2. Applying the definition above, $$\forall \epsilon > 0$$,  $$\left (2-\epsilon,2+\epsilon \right ) \cap S$$ $$\setminus \left \{ 2 \right \}=\phi$$. Thus $$2$$ is not a limit point of $$S$$.
3. To find the closure of $$S$$ , .i.e $$\bar{S}$$, we need to find the smallest closed interval that contain $$S$$. In tacit, the set $$\left [ 0,1\right ] \cup \left \{ 2 \right \}$$ is the closure of $$S$$.
4. We can show that the points $$a$$ and $$b$$ are both limit points of $$S$$. Also, any point belong to the open interval $$\left(a,b\right )$$ is limit point of $$S$$. Thus, all limit points of $$S$$ belong to the closed interval $$\left[a,b \right]$$. Hence, $$L(S)=\left[a,b \right]$$.
Example #4: Show that the set of all integer numbers has no limit points, .i.e $$L\left( \mathbb{Z} \right) = \phi$$.

Solution:
Let $$x\in\mathbb{R}$$. We say that $$x$$ is limit point of $$\mathbb{Z}$$ iff $$\forall \epsilon > 0$$ the interval $$\left(x-\epsilon,x+\epsilon \right )$$ contains points of $$\mathbb{Z}$$ other than $$x$$. But $$\forall x \in \mathbb{R}$$, $$\exists n \in \mathbb{Z}$$ such that $$n-1 \leq x < n$$. so, if $$\ epsilon < min \left ( \left | x-n+1 \right |,\left | x-n \right | \right )$$ then the interval $$\left (x-\epsilon , x+\epsilon \right )$$ will contain no integer. Therefore, $$\left (x-\epsilon , x+\epsilon \right ) \cap \mathbb{Z}\setminus \left \{ x \right \}= \phi$$. Thus, no real number can be limit point of $$\mathbb{Z}$$.
In analogy with $$\mathbb{N}$$, we can show that $$L\left( \mathbb{N} \right) = \phi$$ either.
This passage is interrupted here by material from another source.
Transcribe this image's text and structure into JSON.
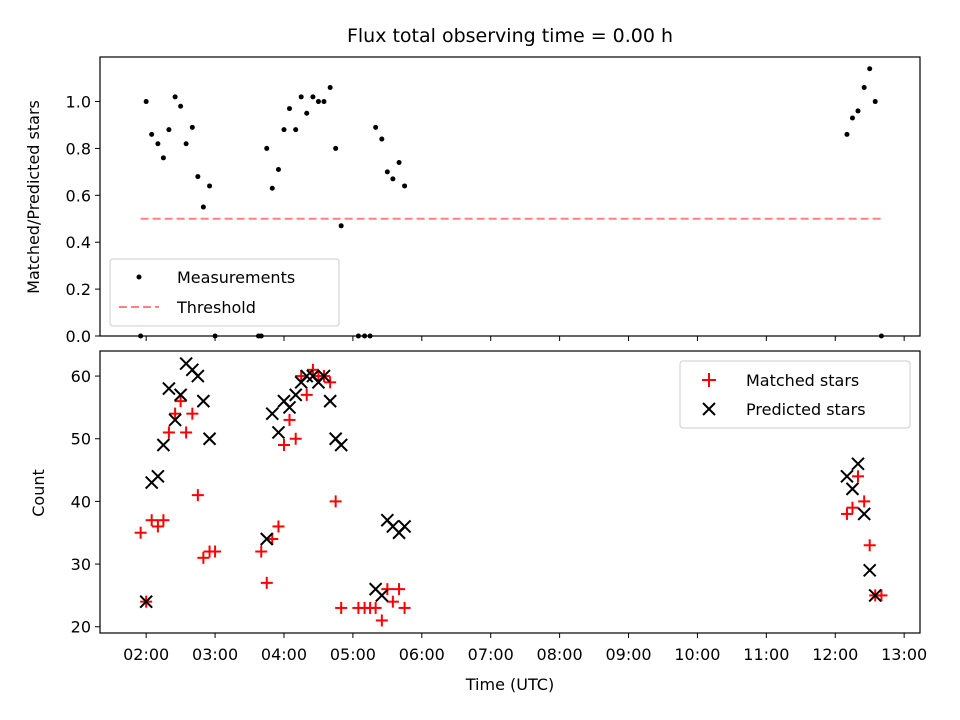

Example #5: Show that the set of all rational number has infinitely many limit points, .i.e $$L\left(\mathbb{Q} \right) = \mathbb{R}$$.

Solution:
By the definition, $$\forall \epsilon > 0$$, the interval $$\left (x-\epsilon , x+\epsilon \right )$$ contains infinitely many points of $$\mathbb{Q}$$ other than $$x$$. Hence,  $$\left (x-\epsilon , x+\epsilon \right ) \cap \mathbb{Q}\setminus \left \{ x \right \} \neq \phi$$. Therefore, every real number is limit point of $$\mathbb{Q}$$.

Example #6: Show (in term of limit points) that the set of all natural number $$\mathbb{N}$$ is closed set.

Solution:
To prove that $$\mathbb{N}$$ is closed, we have to show that it contains all its limit points. And we knew that $$L\left( \mathbb{N} \right) = \phi$$. Now, since $$\phi \subset \mathbb{N}$$ then $$\mathbb{N}$$ contains all of limit point. i.e, $$\phi \cap \mathbb{N} \setminus \phi \neq \phi$$.

Example #7: Let $$S=\left \{ \frac{1}{n}:n \in \mathbb{Z}^{+} \right \}$$. Show that $$L \left ( S \right ) = \left \{ 0 \right \}$$.

Solution:
Implement the following set on the real line to have the following sketch:

The only limit point appear here is the $$0$$ point, since $$\forall \epsilon > 0$$, the interval $$\left (0-\epsilon , 0+\epsilon \right )$$ contains points of $$S$$ other than the zero point itself. Therefore, using the difinition of the limit point, we can say that  $$\left (0-\epsilon , 0+\epsilon \right ) \cap S \setminus 0 \neq \phi$$. Hence the only limit point of $$S$$ is the Zero point.